Chapter 17, Problem 11PE

To determine

(a)

The echo times for given temperatures.

Answer to Problem 11PE

The echo time at $5°\text{C}$ is $18\text{ ms}$ and the echo time at $35°\text{C}$ is $17.1\text{ ms}$.

Explanation of Solution

Given:

The distance between bat and insect is $3.00\text{ m}$.

The temperatures at which echo times is to be calculated are $5.00°\text{ C}$ and $35.0°\text{ C}$

Formula used:

The speed of sound at any given temperature $T$ is given by,

  $v_w=v_0\sqrt{\frac{T}{273}}$

The temperature in Kelvin is given by,

  $T_{\text{K}}=273+T_{\text{C}}$

The time taken to cover a certain distance is given by,

  $t=\frac{d}{v}$

Calculation:

The temperature $5°\text{C}$ in Kelvin is given as,

  $\begin{array}{c}{T}_{\text{K}}=273+T_{\text{C}}\\ =273+5\text{ K}\\ =\text{278 K}\end{array}$

The speed of sound at $278\text{ K}$ is calculated as,

  $\begin{array}{c}{v}_w=v_0\sqrt{\frac{T}{273}}\\ =\left(331\text{m}/\text{s}\right)\sqrt{\frac{\text{278}}{273}}\\ =\left(331\text{m}/\text{s}\right)\left(1.0091\right)\\ =334\text{m}/\text{s}\end{array}$

Echo distance is twice the prey distance, so the echo distance becomes $6\text{ m}$.

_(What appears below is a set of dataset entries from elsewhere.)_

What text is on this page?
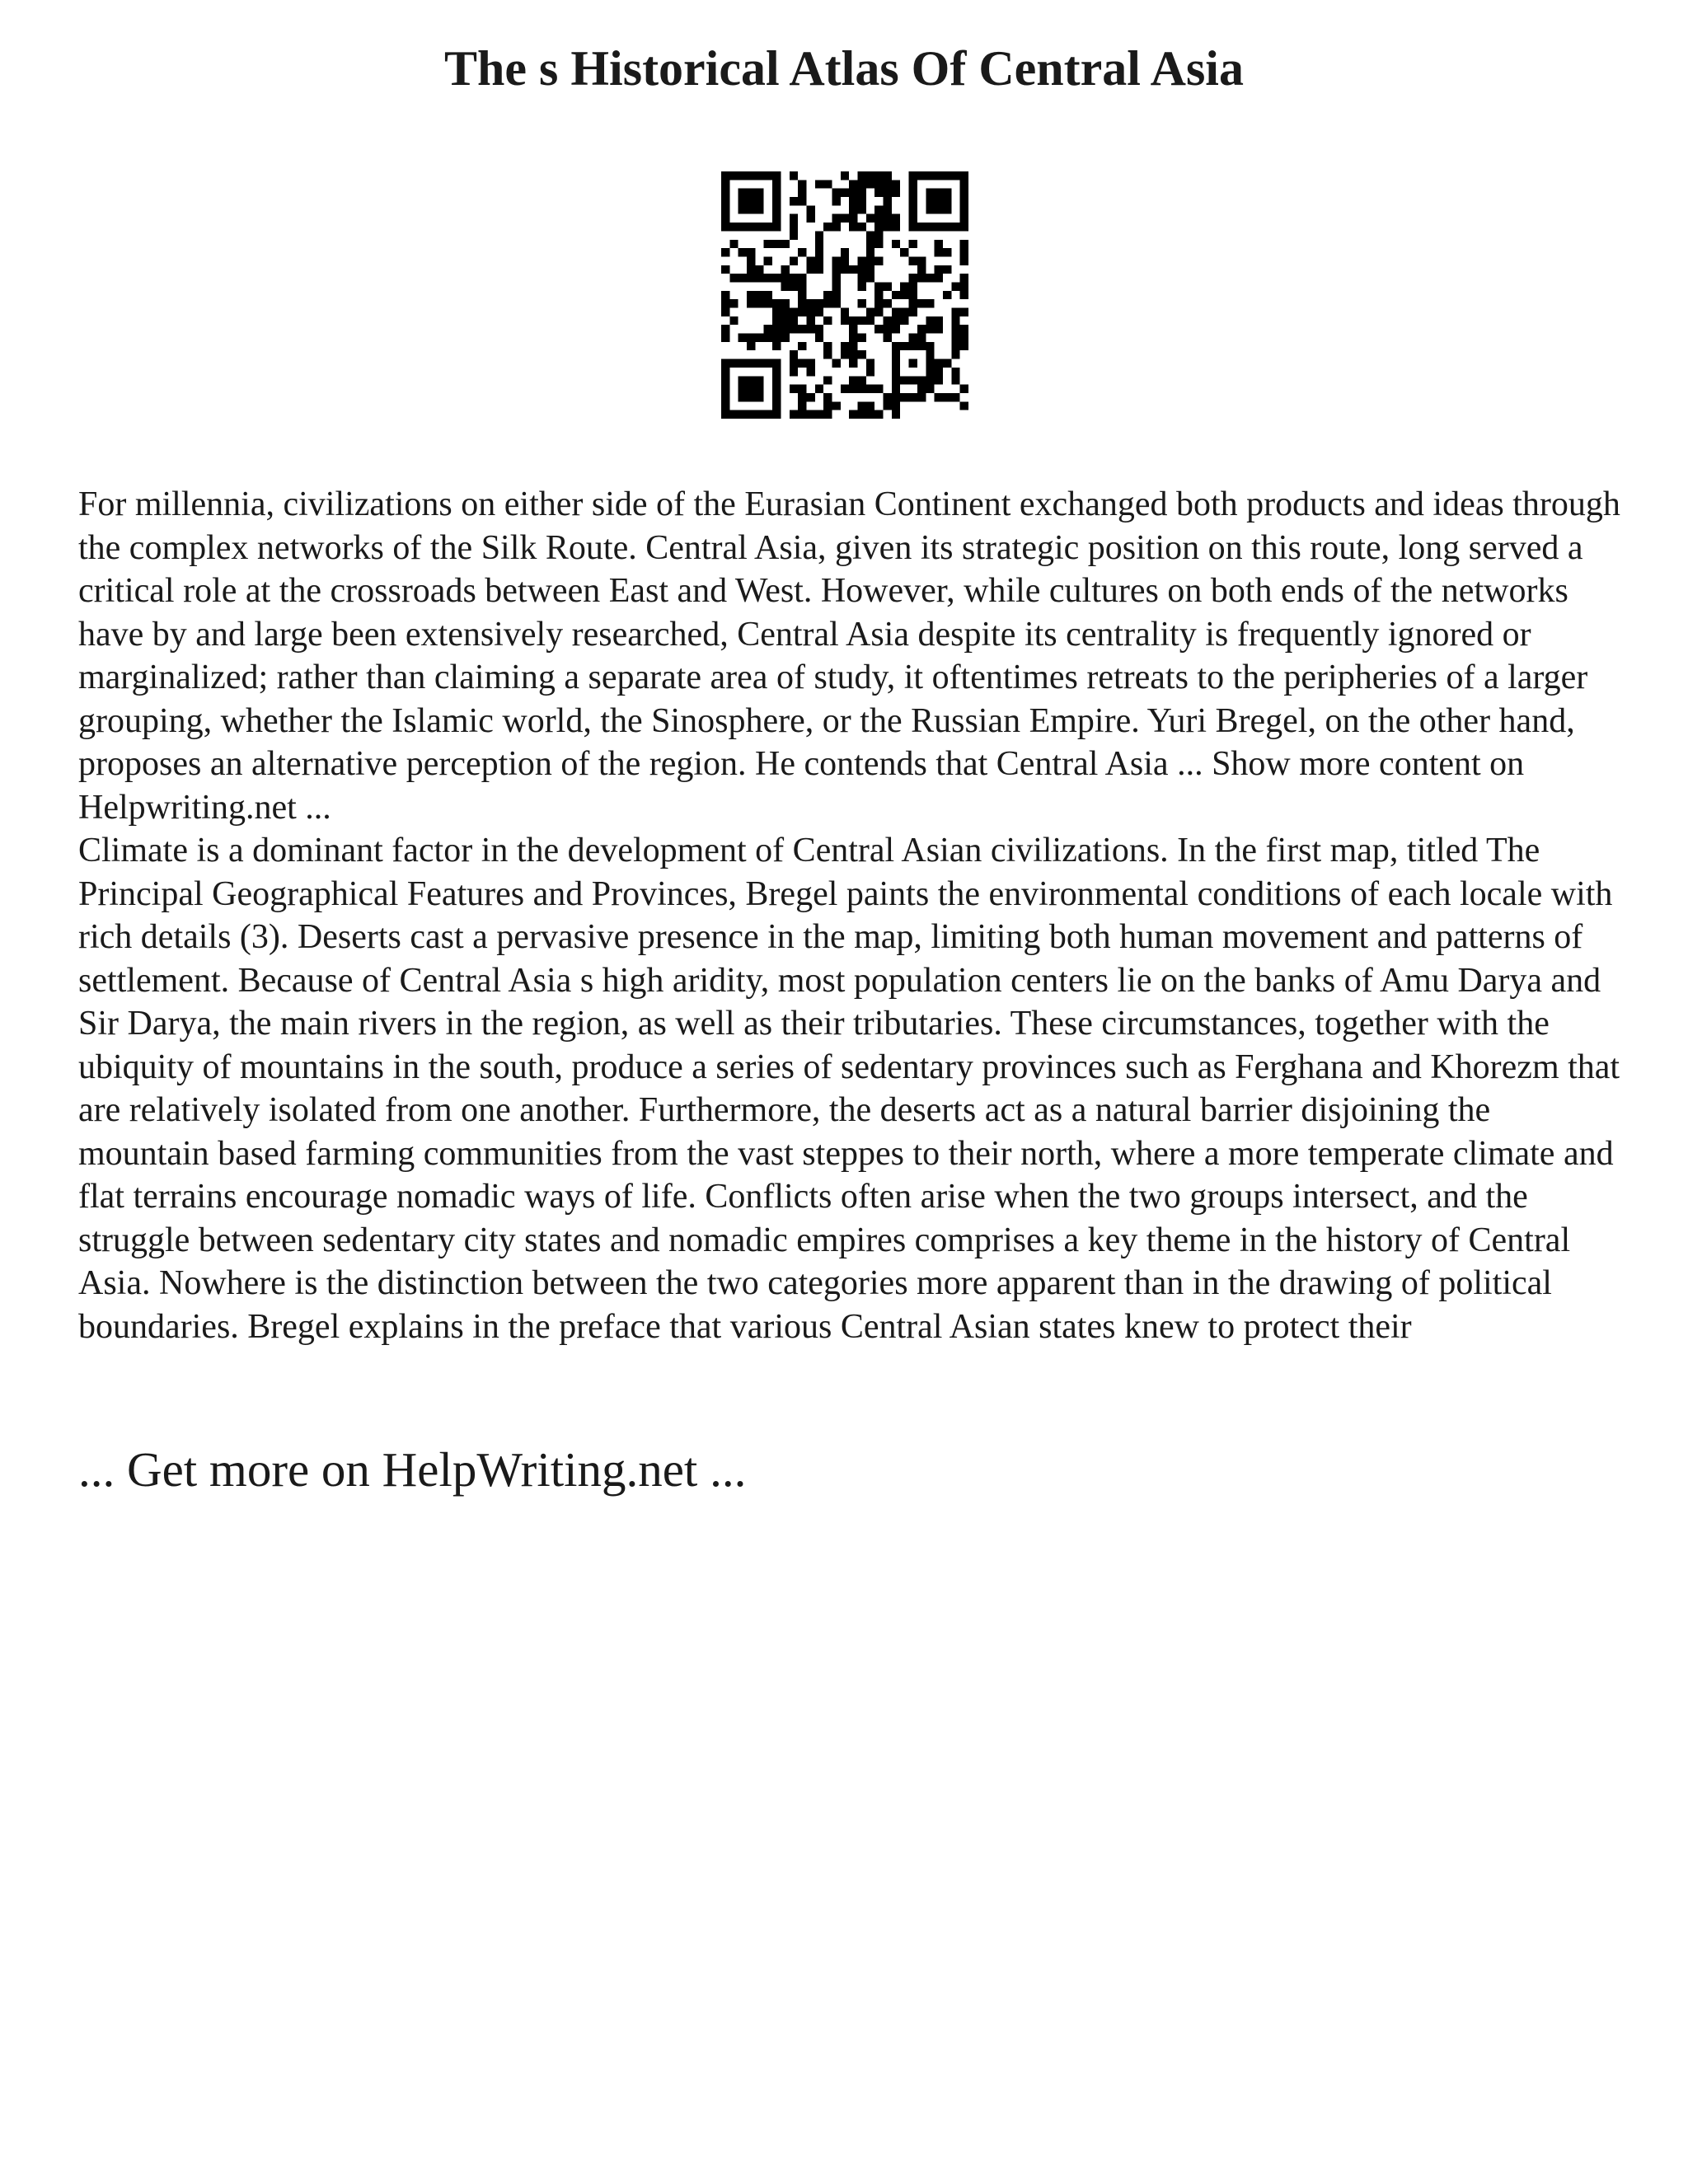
The s Historical Atlas Of Central Asia

For millennia, civilizations on either side of the Eurasian Continent exchanged both products and ideas through the complex networks of the Silk Route. Central Asia, given its strategic position on this route, long served a critical role at the crossroads between East and West. However, while cultures on both ends of the networks have by and large been extensively researched, Central Asia despite its centrality is frequently ignored or marginalized; rather than claiming a separate area of study, it oftentimes retreats to the peripheries of a larger grouping, whether the Islamic world, the Sinosphere, or the Russian Empire. Yuri Bregel, on the other hand, proposes an alternative perception of the region. He contends that Central Asia ... Show more content on Helpwriting.net ...

Climate is a dominant factor in the development of Central Asian civilizations. In the first map, titled The Principal Geographical Features and Provinces, Bregel paints the environmental conditions of each locale with rich details (3). Deserts cast a pervasive presence in the map, limiting both human movement and patterns of settlement. Because of Central Asia s high aridity, most population centers lie on the banks of Amu Darya and Sir Darya, the main rivers in the region, as well as their tributaries. These circumstances, together with the ubiquity of mountains in the south, produce a series of sedentary provinces such as Ferghana and Khorezm that are relatively isolated from one another. Furthermore, the deserts act as a natural barrier disjoining the mountain based farming communities from the vast steppes to their north, where a more temperate climate and flat terrains encourage nomadic ways of life. Conflicts often arise when the two groups intersect, and the struggle between sedentary city states and nomadic empires comprises a key theme in the history of Central Asia. Nowhere is the distinction between the two categories more apparent than in the drawing of political boundaries. Bregel explains in the preface that various Central Asian states knew to protect their

... Get more on HelpWriting.net ...
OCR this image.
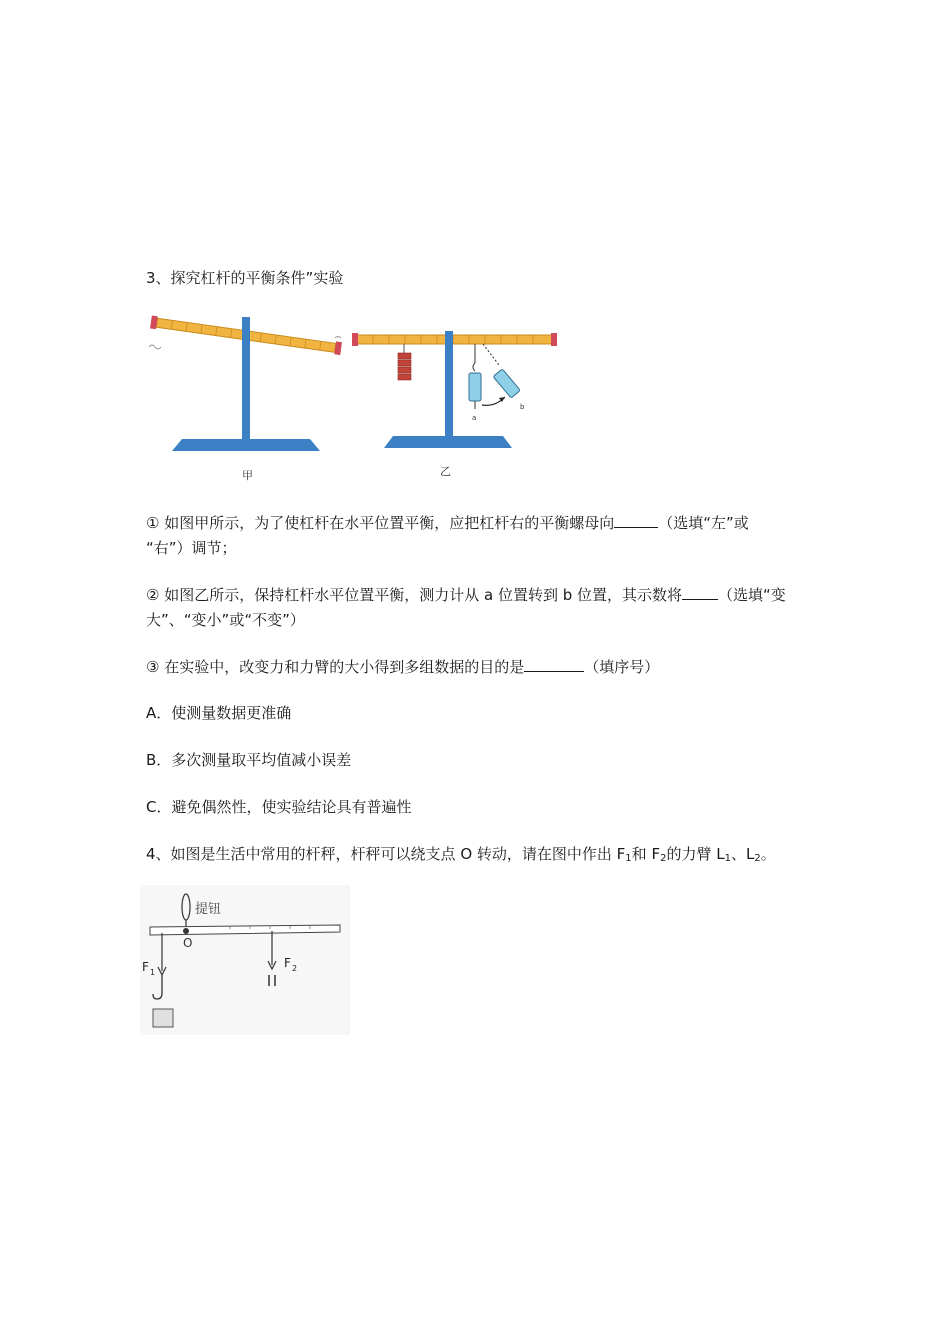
3、探究杠杆的平衡条件”实验
a
b
甲	乙
① 如图甲所示，为了使杠杆在水平位置平衡，应把杠杆右的平衡螺母向	（选填“左”或
“右”）调节；
② 如图乙所示，保持杠杆水平位置平衡，测力计从 a 位置转到 b 位置，其示数将 （选填“变
大”、“变小”或“不变”）
③ 在实验中，改变力和力臂的大小得到多组数据的目的是	（填序号）
A．使测量数据更准确
B．多次测量取平均值减小误差
C．避免偶然性，使实验结论具有普遍性
4、如图是生活中常用的杆秤，杆秤可以绕支点 O 转动，请在图中作出 $F_1$和 $F_2$的力臂 $L_1$、$L_2$。
提钮
O
F 1
F 2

The time for travelling echo distance at $\text{278 K}$ is calculated as,

  $\begin{array}{c}t=\frac{d}{v}\\ =\frac{6\text{ m }}{334\text{m}/\text{s}}\\ =\left(0.01796\text{ s}\times \frac{{10}^3\text{ ms}}{1\text{ s}}\right)\\ \approx 18\text{ s}\end{array}$

The temperature $5°\text{C}$ in Kelvin is given as,

  $\begin{array}{c}{T}_{\text{K}}=273+T_{\text{C}}\\ =273+35\text{ K}\\ =30\text{8 K}\end{array}$

The speed of sound at $\text{308 K}$ is calculated as,

  $\begin{array}{c}{v}_w=v_0\sqrt{\frac{T}{273}}\\ =\left(331\text{m}/\text{s}\right)\sqrt{\frac{\text{308 K}}{273\text{ K}}}\\ =\left(331\text{m}/\text{s}\right)\left(1.0621\right)\\ =351.58\text{m}/\text{s}\end{array}$

The time for travelling echo distance at $\text{308 K}$ is calculated as,

  $\begin{array}{c}t=\frac{d}{v}\\ =\frac{6\text{ m}}{351.58\text{m}/\text{s}}\\ =\left(0.017066\text{ s}\times \frac{{10}^3\text{ ms}}{1\text{ s}}\right)\\ \approx 17.1\text{ ms}\end{array}$

Conclusion:

The echo time at $5°\text{C}$ is $18\text{ ms}$ and the echo time at $35°\text{C}$ is $17.1\text{ ms}$.

To determine

(b)

The uncertainty caused due to the change in temperature.

Answer to Problem 11PE

The uncertainty caused by temperature difference is $5\%$.

Explanation of Solution

Formula Used:

Percentage uncertainty in locating the prey at different temperatures is given by,

  $\%\text{uncertainty}=\frac{t_1-t_2}{t_1}\times 100\%$

Calculation:

Uncertainty is calculated as,

  $\begin{array}{c}\%\text{uncertainty}=\frac{t_1-t_2}{t_1}\times 100\%\\ =\frac{18\text{ ms}-17.1\text{ ms}}{18\text{ ms}}\times 100\%\\ =\frac{0.9}{18}\times 100\%\\ =5\%\end{array}$

Conclusion:

The uncertainty caused by temperature difference is $5\%$.

To determine

(c)

The significance of uncertainty and whether it could cause difficulties for the bat.

Explanation of Solution

Introduction:

A bat uses sound echoes to find its way further and to catch the prey. The time taken by the echo to return gives an idea of the distance of object or prey in front of it.

The bat uses the echo time to calculate distance of an object or the prey. The uncertainty in this echo location occurs due to difference in the temperature of air because the speed of sound is dependent on the temperature of the air. Thus, a prey at same distance can give two echo times depending on the temperature of the air. Due to this, a bat faces difficulties to adjust and locate the exact position of the prey which could lead to missing the prey.

Conclusion:

Thus, the uncertainty causes difficulties for bats in locating the objects or the prey.